I have recently got a Gigabit Internet connection from Vodafone. However, when I do a speed test on the PC, the results are not what I would like.
"ncpa.cpl" shows me 1.0 GBit / s connection to the router via LAN (router is next to the PC) but in the test I get rates in the range of 300-400 MBit / s.
The PC / mainboard are just over 6 years old and the laptop bought 2 years ago gets about 700-800 Mbit / s from the router via the same network cable.
Vodafone's speed test tells me that the signal up to the router would be great at 1.1 GBit / s.
Now my question: Does installing an additional NIC, which I bridge, bring an advantage? Does anyone have any experience?
No, it has no advantage. Especially since you have to decide which card you ultimately connect to on the internet.
If one of the network cards is really broken, you can replace it. But more network cards for a higher download rate is not possible.

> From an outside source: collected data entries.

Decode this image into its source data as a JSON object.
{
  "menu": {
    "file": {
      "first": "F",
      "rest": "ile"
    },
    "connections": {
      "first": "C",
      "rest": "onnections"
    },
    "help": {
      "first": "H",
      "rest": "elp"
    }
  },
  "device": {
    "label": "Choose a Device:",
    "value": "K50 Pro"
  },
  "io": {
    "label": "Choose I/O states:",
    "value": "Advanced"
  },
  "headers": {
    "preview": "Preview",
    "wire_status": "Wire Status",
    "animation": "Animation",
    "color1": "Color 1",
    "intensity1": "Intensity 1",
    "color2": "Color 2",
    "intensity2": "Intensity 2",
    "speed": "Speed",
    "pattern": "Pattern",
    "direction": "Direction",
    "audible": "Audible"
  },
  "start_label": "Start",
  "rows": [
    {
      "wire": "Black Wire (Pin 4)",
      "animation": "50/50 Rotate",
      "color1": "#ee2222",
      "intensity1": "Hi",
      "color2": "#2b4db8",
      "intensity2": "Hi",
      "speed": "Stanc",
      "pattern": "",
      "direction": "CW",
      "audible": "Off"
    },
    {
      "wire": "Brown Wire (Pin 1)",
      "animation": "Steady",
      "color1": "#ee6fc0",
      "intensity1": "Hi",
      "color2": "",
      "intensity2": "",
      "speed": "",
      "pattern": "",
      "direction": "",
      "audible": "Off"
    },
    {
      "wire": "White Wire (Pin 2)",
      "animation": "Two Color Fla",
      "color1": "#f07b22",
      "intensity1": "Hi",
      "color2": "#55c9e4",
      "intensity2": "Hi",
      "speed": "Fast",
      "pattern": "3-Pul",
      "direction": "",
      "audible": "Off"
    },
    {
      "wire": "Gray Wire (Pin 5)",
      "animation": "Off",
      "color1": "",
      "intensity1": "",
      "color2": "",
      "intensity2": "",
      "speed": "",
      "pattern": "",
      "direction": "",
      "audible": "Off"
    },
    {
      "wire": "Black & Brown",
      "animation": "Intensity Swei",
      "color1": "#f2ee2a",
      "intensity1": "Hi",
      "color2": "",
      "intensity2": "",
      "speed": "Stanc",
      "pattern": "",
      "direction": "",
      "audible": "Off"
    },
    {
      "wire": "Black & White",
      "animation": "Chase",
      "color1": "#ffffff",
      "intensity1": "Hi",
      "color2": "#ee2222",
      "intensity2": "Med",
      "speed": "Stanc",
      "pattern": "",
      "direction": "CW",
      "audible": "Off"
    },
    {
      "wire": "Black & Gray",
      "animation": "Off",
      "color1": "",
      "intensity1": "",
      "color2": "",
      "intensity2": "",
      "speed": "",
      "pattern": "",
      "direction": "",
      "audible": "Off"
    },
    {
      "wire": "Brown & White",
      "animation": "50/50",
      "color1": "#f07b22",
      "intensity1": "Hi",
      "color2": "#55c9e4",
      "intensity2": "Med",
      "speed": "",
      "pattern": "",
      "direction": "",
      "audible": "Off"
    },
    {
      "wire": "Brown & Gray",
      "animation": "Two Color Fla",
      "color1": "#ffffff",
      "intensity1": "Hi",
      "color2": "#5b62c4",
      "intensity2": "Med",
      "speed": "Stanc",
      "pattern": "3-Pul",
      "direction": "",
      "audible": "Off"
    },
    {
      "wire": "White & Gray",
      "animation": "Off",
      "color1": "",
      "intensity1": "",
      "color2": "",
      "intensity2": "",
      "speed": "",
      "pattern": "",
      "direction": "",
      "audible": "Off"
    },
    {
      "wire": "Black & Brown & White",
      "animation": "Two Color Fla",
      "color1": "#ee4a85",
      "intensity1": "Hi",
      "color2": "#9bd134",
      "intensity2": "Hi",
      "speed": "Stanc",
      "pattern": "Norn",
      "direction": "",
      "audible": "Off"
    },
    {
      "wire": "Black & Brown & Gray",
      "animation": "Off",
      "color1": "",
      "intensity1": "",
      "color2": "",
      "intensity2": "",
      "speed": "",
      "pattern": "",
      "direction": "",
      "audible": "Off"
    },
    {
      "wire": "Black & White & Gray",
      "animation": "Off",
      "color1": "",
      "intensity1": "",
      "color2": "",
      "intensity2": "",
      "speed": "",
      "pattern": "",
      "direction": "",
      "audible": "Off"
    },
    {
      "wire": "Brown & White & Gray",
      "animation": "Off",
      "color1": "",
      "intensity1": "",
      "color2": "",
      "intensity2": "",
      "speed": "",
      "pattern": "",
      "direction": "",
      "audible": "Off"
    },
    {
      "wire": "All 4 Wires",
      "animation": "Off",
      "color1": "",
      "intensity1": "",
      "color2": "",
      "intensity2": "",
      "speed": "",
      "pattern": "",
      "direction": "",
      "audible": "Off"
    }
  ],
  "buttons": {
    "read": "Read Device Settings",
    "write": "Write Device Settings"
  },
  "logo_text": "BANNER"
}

More transmission through honorary network cards is already possible. You get multiport network cards for the server world, but for home users that is pointless. Just as a note.
"But for home users," and that's what it's about here, so I didn't go back at all. But of course you are right, only I found this information, as I said, to be absolutely irrelevant to the questioner in this context, sorry.
Rarely that a network card less than 10 years old is slower than a DSL line as long as you don't have an Internet backbone.